THE SORROWS OF SATAN

© В. Чарный., перевод на русский язык, 2023

© Издание на русском языке, оформление. ООО «Издательство «Эксмо», 2023

Все права защищены. Книга или любая ее часть не может быть скопирована, воспроизведена в электронной или механической форме, в виде фотокопии, записи в память ЭВМ, репродукции или каким-либо иным способом, а также использована в любой информационной системе без получения разрешения от издателя. Копирование, воспроизведение и иное использование книги или ее части без согласия издателя является незаконным и влечет за собой уголовную, административную и гражданскую ответственность.

I

Известно ли вам, что значит быть бедным? Не кичиться бедностью, подобно тому, кто имеет свои пять-шесть тысяч годового дохода, и все же клянется, что едва сводит концы с концами, но быть действительно бедным – всецело, мучительно, безобразно бедным позорной, убогой, ничтожной бедностью? Бедностью, что вынуждает носить одно и то же платье, покуда оно совершенно не износится – той, что лишает вас свежего белья, когда услуги прачки непомерно дороги, что лишает вас самоуважения, заставляя стыдливо красться вдоль улиц, когда бы вы могли гордо шагать по ним в кругу друзей – я говорю о бедности такого рода. Это сокрушительное проклятие, погребающее благородные стремления под тяжестью низменных забот; это нравственная язва, прободающая сердце благонамеренного человеческого существа, делая его завистливым и злонравным, рождая в нем желание взяться за динамит. Когда он видит жирную, праздную светскую даму, что проезжает мимо в своем роскошном экипаже, лениво развалясь на сиденье, видит ее лицо, испещренное багрово-красными пятнами, следами непомерного обжорства, – когда наблюдает, как безмозглый, утонченный модник курит и предается безделью в парке, как если бы весь мир с его миллионами честных тружеников были созданы лишь для беспечных развлечений так называемого «высшего общества» – вся его благая кровь обращается желчью, и страдающий дух восстает с мятежным воплем: «Почему же, во имя всего святого, все так несправедливо? Почему карманы никчемного бездельника полны золота лишь благодаря случаю и праву наследования, а я, трудящийся в поте лица от зари до полуночи, едва могу наскрести на сытный обед?»

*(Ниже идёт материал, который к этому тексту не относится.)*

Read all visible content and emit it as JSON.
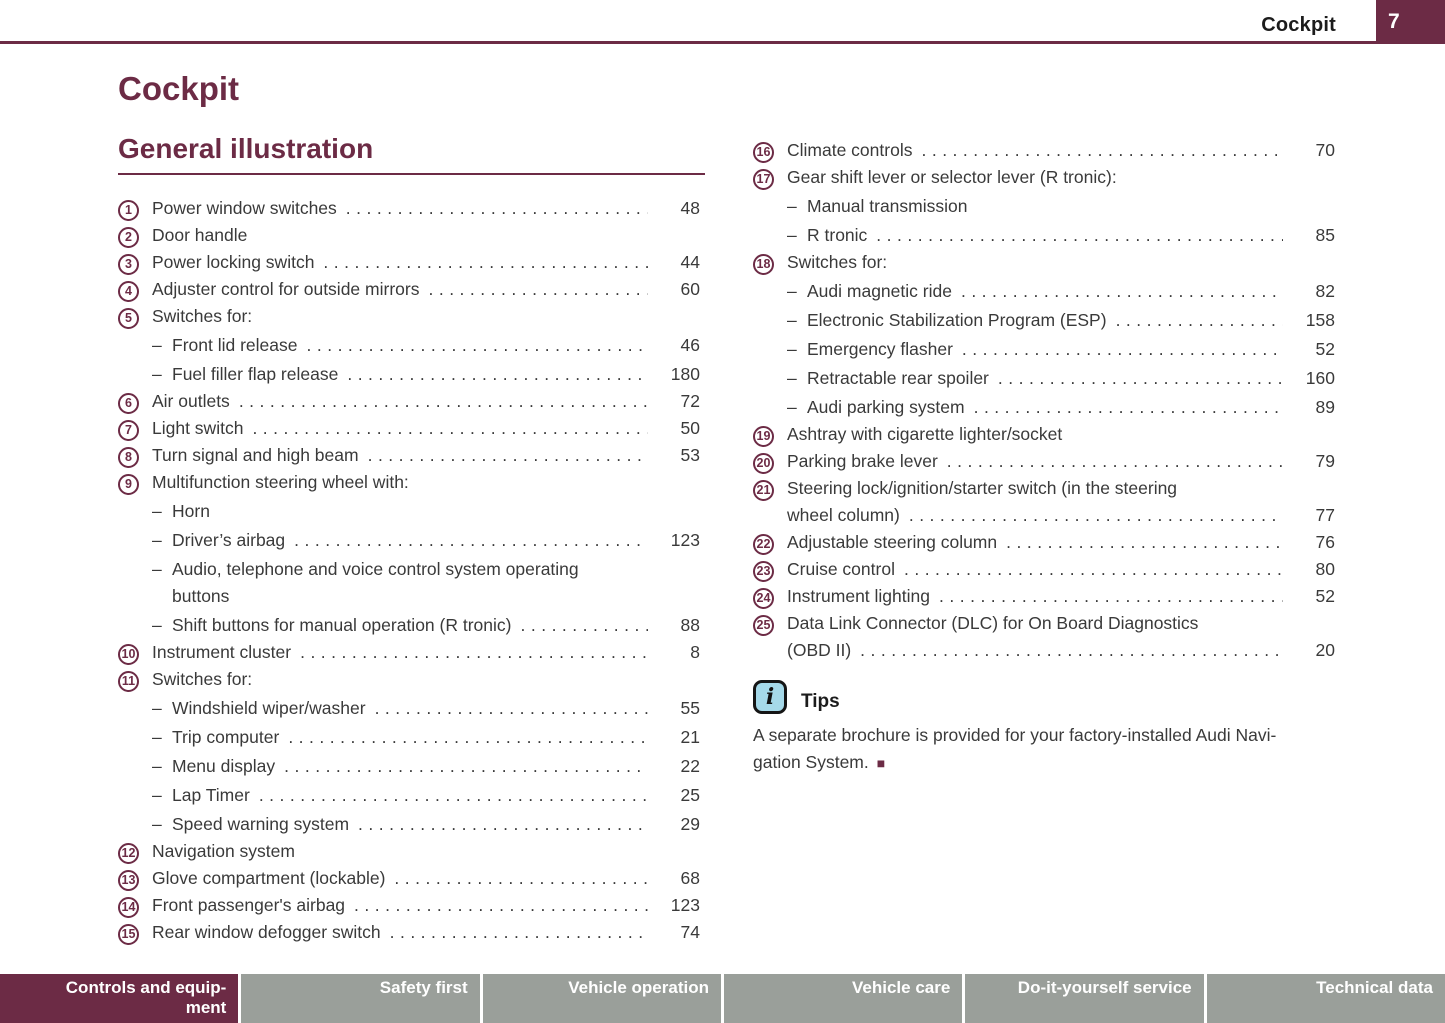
{
  "colors": {
    "maroon": "#6c2b45",
    "text_dark": "#3a3a3a",
    "footer_gray": "#9a9f9a",
    "tips_icon_bg": "#a5d9e9"
  },
  "header": {
    "section_title": "Cockpit",
    "page_number": "7"
  },
  "titles": {
    "page_heading": "Cockpit",
    "section_heading": "General illustration"
  },
  "toc": {
    "left": [
      {
        "num": "1",
        "text": "Power window switches",
        "page": "48"
      },
      {
        "num": "2",
        "text": "Door handle",
        "page": null
      },
      {
        "num": "3",
        "text": "Power locking switch",
        "page": "44"
      },
      {
        "num": "4",
        "text": "Adjuster control for outside mirrors",
        "page": "60"
      },
      {
        "num": "5",
        "text": "Switches for:",
        "page": null
      },
      {
        "dash": true,
        "text": "Front lid release",
        "page": "46"
      },
      {
        "dash": true,
        "text": "Fuel filler flap release",
        "page": "180"
      },
      {
        "num": "6",
        "text": "Air outlets",
        "page": "72"
      },
      {
        "num": "7",
        "text": "Light switch",
        "page": "50"
      },
      {
        "num": "8",
        "text": "Turn signal and high beam",
        "page": "53"
      },
      {
        "num": "9",
        "text": "Multifunction steering wheel with:",
        "page": null
      },
      {
        "dash": true,
        "text": "Horn",
        "page": null
      },
      {
        "dash": true,
        "text": "Driver’s airbag",
        "page": "123"
      },
      {
        "dash": true,
        "text": "Audio, telephone and voice control system operating",
        "page": null
      },
      {
        "cont": 1,
        "text": "buttons",
        "page": null
      },
      {
        "dash": true,
        "text": "Shift buttons for manual operation (R tronic)",
        "page": "88"
      },
      {
        "num": "10",
        "text": "Instrument cluster",
        "page": "8"
      },
      {
        "num": "11",
        "text": "Switches for:",
        "page": null
      },
      {
        "dash": true,
        "text": "Windshield wiper/washer",
        "page": "55"
      },
      {
        "dash": true,
        "text": "Trip computer",
        "page": "21"
      },
      {
        "dash": true,
        "text": "Menu display",
        "page": "22"
      },
      {
        "dash": true,
        "text": "Lap Timer",
        "page": "25"
      },
      {
        "dash": true,
        "text": "Speed warning system",
        "page": "29"
      },
      {
        "num": "12",
        "text": "Navigation system",
        "page": null
      },
      {
        "num": "13",
        "text": "Glove compartment (lockable)",
        "page": "68"
      },
      {
        "num": "14",
        "text": "Front passenger's airbag",
        "page": "123"
      },
      {
        "num": "15",
        "text": "Rear window defogger switch",
        "page": "74"
      }
    ],
    "right": [
      {
        "num": "16",
        "text": "Climate controls",
        "page": "70"
      },
      {
        "num": "17",
        "text": "Gear shift lever or selector lever (R tronic):",
        "page": null
      },
      {
        "dash": true,
        "text": "Manual transmission",
        "page": null
      },
      {
        "dash": true,
        "text": "R tronic",
        "page": "85"
      },
      {
        "num": "18",
        "text": "Switches for:",
        "page": null
      },
      {
        "dash": true,
        "text": "Audi magnetic ride",
        "page": "82"
      },
      {
        "dash": true,
        "text": "Electronic Stabilization Program (ESP)",
        "page": "158"
      },
      {
        "dash": true,
        "text": "Emergency flasher",
        "page": "52"
      },
      {
        "dash": true,
        "text": "Retractable rear spoiler",
        "page": "160"
      },
      {
        "dash": true,
        "text": "Audi parking system",
        "page": "89"
      },
      {
        "num": "19",
        "text": "Ashtray with cigarette lighter/socket",
        "page": null
      },
      {
        "num": "20",
        "text": "Parking brake lever",
        "page": "79"
      },
      {
        "num": "21",
        "text": "Steering lock/ignition/starter switch (in the steering",
        "page": null
      },
      {
        "cont": 0,
        "text": "wheel column)",
        "page": "77"
      },
      {
        "num": "22",
        "text": "Adjustable steering column",
        "page": "76"
      },
      {
        "num": "23",
        "text": "Cruise control",
        "page": "80"
      },
      {
        "num": "24",
        "text": "Instrument lighting",
        "page": "52"
      },
      {
        "num": "25",
        "text": "Data Link Connector (DLC) for On Board Diagnostics",
        "page": null
      },
      {
        "cont": 0,
        "text": "(OBD II)",
        "page": "20"
      }
    ]
  },
  "tips": {
    "title": "Tips",
    "icon": "info-icon",
    "lines": [
      "A separate brochure is provided for your factory-installed Audi Navi-",
      "gation System."
    ],
    "end_marker": "■"
  },
  "footer": {
    "tabs": [
      {
        "lines": [
          "Controls and equip-",
          "ment"
        ],
        "active": true
      },
      {
        "lines": [
          "Safety first"
        ],
        "active": false
      },
      {
        "lines": [
          "Vehicle operation"
        ],
        "active": false
      },
      {
        "lines": [
          "Vehicle care"
        ],
        "active": false
      },
      {
        "lines": [
          "Do-it-yourself service"
        ],
        "active": false
      },
      {
        "lines": [
          "Technical data"
        ],
        "active": false
      }
    ]
  }
}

И в самом деле, почему? Почему грешники цветут, подобно благородному лавру? Я часто размышлял над этим. Однако теперь я думаю, что способен ответить на этот вопрос, основываясь на собственном опыте. И каком опыте! Кто мне поверит? Кто поверит, что столь необычная и умопомрачающая доля выпала простому смертному? Никто. И все же это правда – и более правдиво, чем многое из того, что зовется истинным. Более того, мне известно, что многие испытывают злоключения, подобные моим, подпав под то же самое влияние, возможно, иногда в их сознании мелькает мысль о том, что они погрязли во грехе, но воля их слишком слаба, чтобы разорвать ту сеть, в которую они попались добровольно. Усвоят ли они урок, преподанный мне? Пройдут ли столь же горестную школу под оком столь же грозного надзирателя? Смогут ли постичь, как я, неволей – всеми фибрами моего умственного восприятия – необъятный, неделимый, деятельный Разум, что трудится беспрестанно, хоть и безмолвно, бесконечного во времени, безусловно существующего Бога? Если случится так, тьма их сомнений рассеется, и вся мнимая мирская несправедливость обернется чистой воды беспристрастностью. Но пишу я без надежды в чем-либо убедить или просветить своих современников. Мне слишком хорошо известно, сколь они строптивы – судить об этом я могу по себе. В том, как горделиво я когда-то верил в себя, меня не превзошел ни один из людей на всем земном шаре. И я отдаю себе отчет в том, что остальные находятся в схожем положении. Я всего лишь желаю изложить здесь события своего жизненного пути в том порядке, в котором они сменяли друг друга, предоставив более смелым умам рассуждать о загадках человеческого существования сообразно их силам.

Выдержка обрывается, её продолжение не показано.